Le chasseur sembla réfléchir un instant, puis il s’écria d’un ton résolu qui en imposa à l’Indien :

— Non, en effet, ces deux chefs ne sont pas des traîtres, mais ils sont en passe de le devenir avant peu ; les dangers qui nous menacent, ce sont eux qui les ont amassés sur nos têtes pour satisfaire leurs passions et leur soif de vengeance.

— Que mon frère s’explique, s’écria le chef au comble de l’étonnement. Ses paroles sont graves.

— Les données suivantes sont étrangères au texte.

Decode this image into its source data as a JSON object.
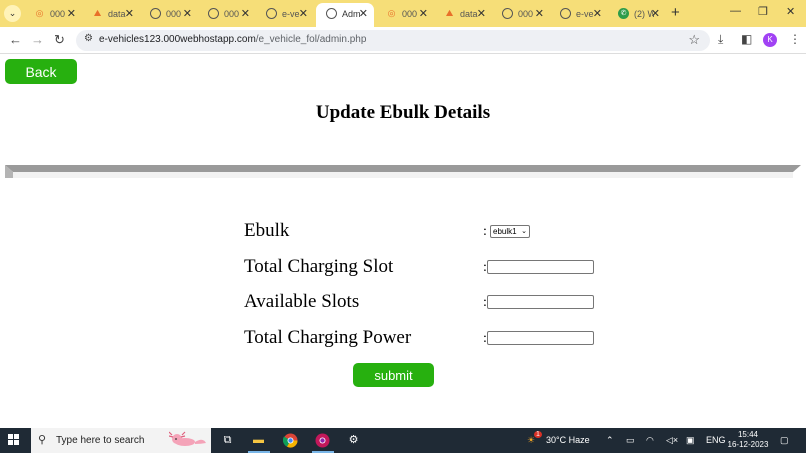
{
  "browser": {
    "tabs": [
      {
        "title": "000",
        "favicon": "orange-icon"
      },
      {
        "title": "data",
        "favicon": "orange-icon"
      },
      {
        "title": "000",
        "favicon": "globe-icon"
      },
      {
        "title": "000",
        "favicon": "globe-icon"
      },
      {
        "title": "e-ve",
        "favicon": "globe-icon"
      },
      {
        "title": "Adm",
        "favicon": "globe-icon",
        "active": true
      },
      {
        "title": "000",
        "favicon": "orange-icon"
      },
      {
        "title": "data",
        "favicon": "orange-icon"
      },
      {
        "title": "000",
        "favicon": "globe-icon"
      },
      {
        "title": "e-ve",
        "favicon": "globe-icon"
      },
      {
        "title": "(2) W",
        "favicon": "whatsapp-icon"
      }
    ],
    "url_host": "e-vehicles123.000webhostapp.com",
    "url_path": "/e_vehicle_fol/admin.php",
    "profile_initial": "K"
  },
  "page": {
    "back_label": "Back",
    "title": "Update Ebulk Details",
    "form": {
      "ebulk_label": "Ebulk",
      "ebulk_selected": "ebulk1",
      "total_slot_label": "Total Charging Slot",
      "available_slots_label": "Available Slots",
      "total_power_label": "Total Charging Power",
      "colon": ":",
      "submit_label": "submit"
    }
  },
  "taskbar": {
    "search_placeholder": "Type here to search",
    "weather": "30°C  Haze",
    "weather_badge": "1",
    "language": "ENG",
    "time": "15:44",
    "date": "16-12-2023"
  },
  "colors": {
    "accent_green": "#27b00f",
    "tabstrip_yellow": "#f6de78",
    "taskbar_dark": "#1f2a35"
  }
}
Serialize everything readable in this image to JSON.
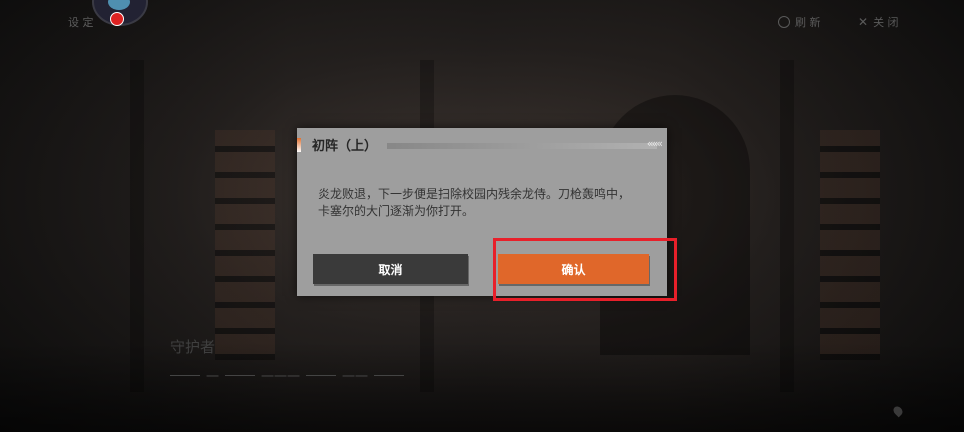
{
  "topbar": {
    "left_label": "设 定",
    "right_1_label": "刷 新",
    "right_2_label": "关 闭",
    "right_1_icon": "refresh-icon",
    "right_2_icon": "close-icon",
    "avatar_icon": "bird-icon",
    "notification_color": "#dd2222"
  },
  "background": {
    "ghost_title": "守护者",
    "ghost_line": [
      "一",
      "一一一",
      "一一"
    ]
  },
  "dialog": {
    "title": "初阵（上）",
    "body_line1": "炎龙败退，下一步便是扫除校园内残余龙侍。刀枪轰鸣中，",
    "body_line2": "卡塞尔的大门逐渐为你打开。",
    "cancel_label": "取消",
    "confirm_label": "确认",
    "confirm_color": "#e0672a",
    "cancel_color": "#3a3a3a"
  },
  "highlight_color": "#e8202a"
}
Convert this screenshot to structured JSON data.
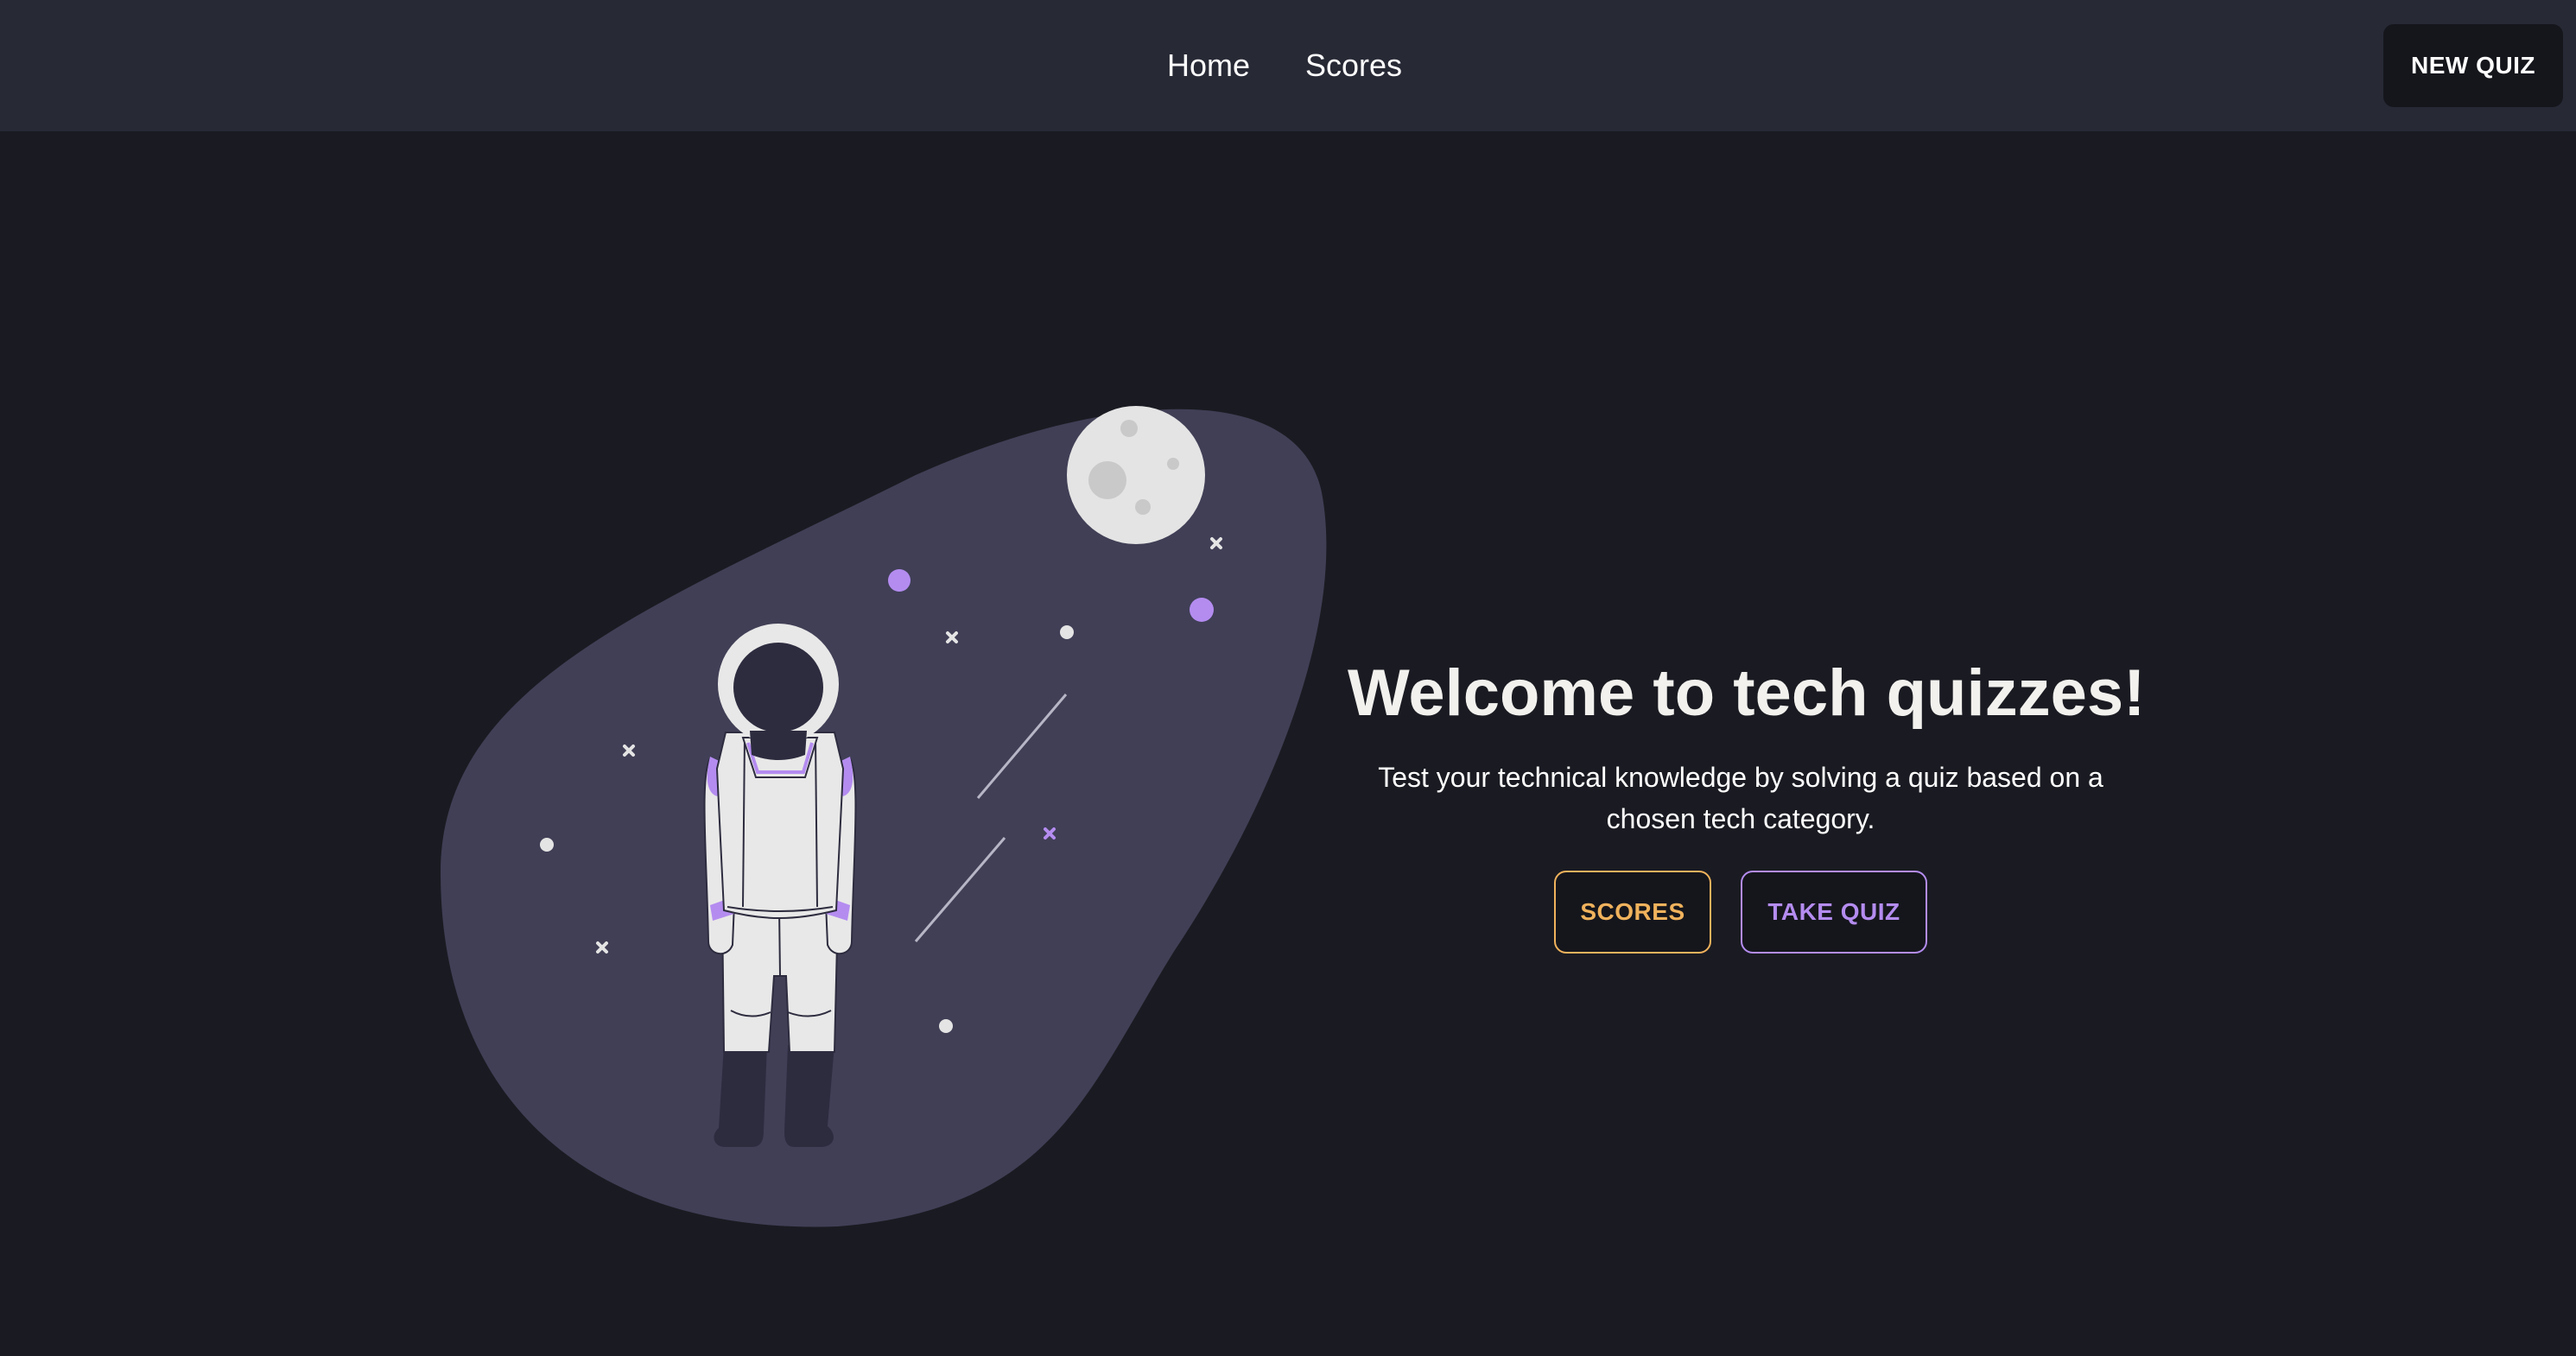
{
  "header": {
    "nav": [
      {
        "label": "Home"
      },
      {
        "label": "Scores"
      }
    ],
    "new_quiz_label": "NEW QUIZ"
  },
  "hero": {
    "title": "Welcome to tech quizzes!",
    "subtitle": "Test your technical knowledge by solving a quiz based on a chosen tech category.",
    "scores_label": "SCORES",
    "take_quiz_label": "TAKE QUIZ"
  },
  "colors": {
    "background": "#1a1b22",
    "topbar": "#272935",
    "blob": "#403f56",
    "accent_orange": "#f0b25c",
    "accent_purple": "#b48cf0"
  },
  "illustration": {
    "icons": [
      "astronaut-illustration",
      "moon-icon",
      "star-icon",
      "planet-dot-icon",
      "shooting-star-icon"
    ]
  }
}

— J’ai eu tort de les prononcer, reprit le chasseur avec une feinte humilité. Je ne suis qu’un homme pacifique, auquel le Wacondah tout-puissant a donné la mission de soulager, selon la science qu’il lui a accordée, les maux de l’humanité ; je ne dois pas, faible arbrisseau, chercher à déraciner le chêne noueux dont le poids, en tombant, suffirait pour me renverser. Que mon frère me pardonne, je me suis imprudemment laissé emporter par mon indignation.

— Non, non, s’écria le chef en lui serrant le bras avec force, cela ne peut être ainsi ; mon père a commencé, il faut qu’il termine et qu’il me dise tout.

Avec cette promptitude de conception qui le distinguait, le chasseur avait subitement conçu tout un plan fondé sur la méfiance qui forme le fond du caractère indien ; il feignit de résister aux injonctions du chef et de ne pas vouloir entrer dans de plus grands détails sur ce qu’il avait laissé entrevoir ; mais plus le soi-disant médecin s’obstinait à ne rien dire, plus le chef, de son côté, insistait pour le faire parler. Enfin le chasseur feignit de se laisser intimider par les prières mêlées de menaces que lui faisait son hôte, et, tout en protestant de la crainte qu’il avait de s’attirer la haine de deux chefs renommés, il consentit enfin à donner les renseignements qui lui étaient demandés avec tant d’insistance.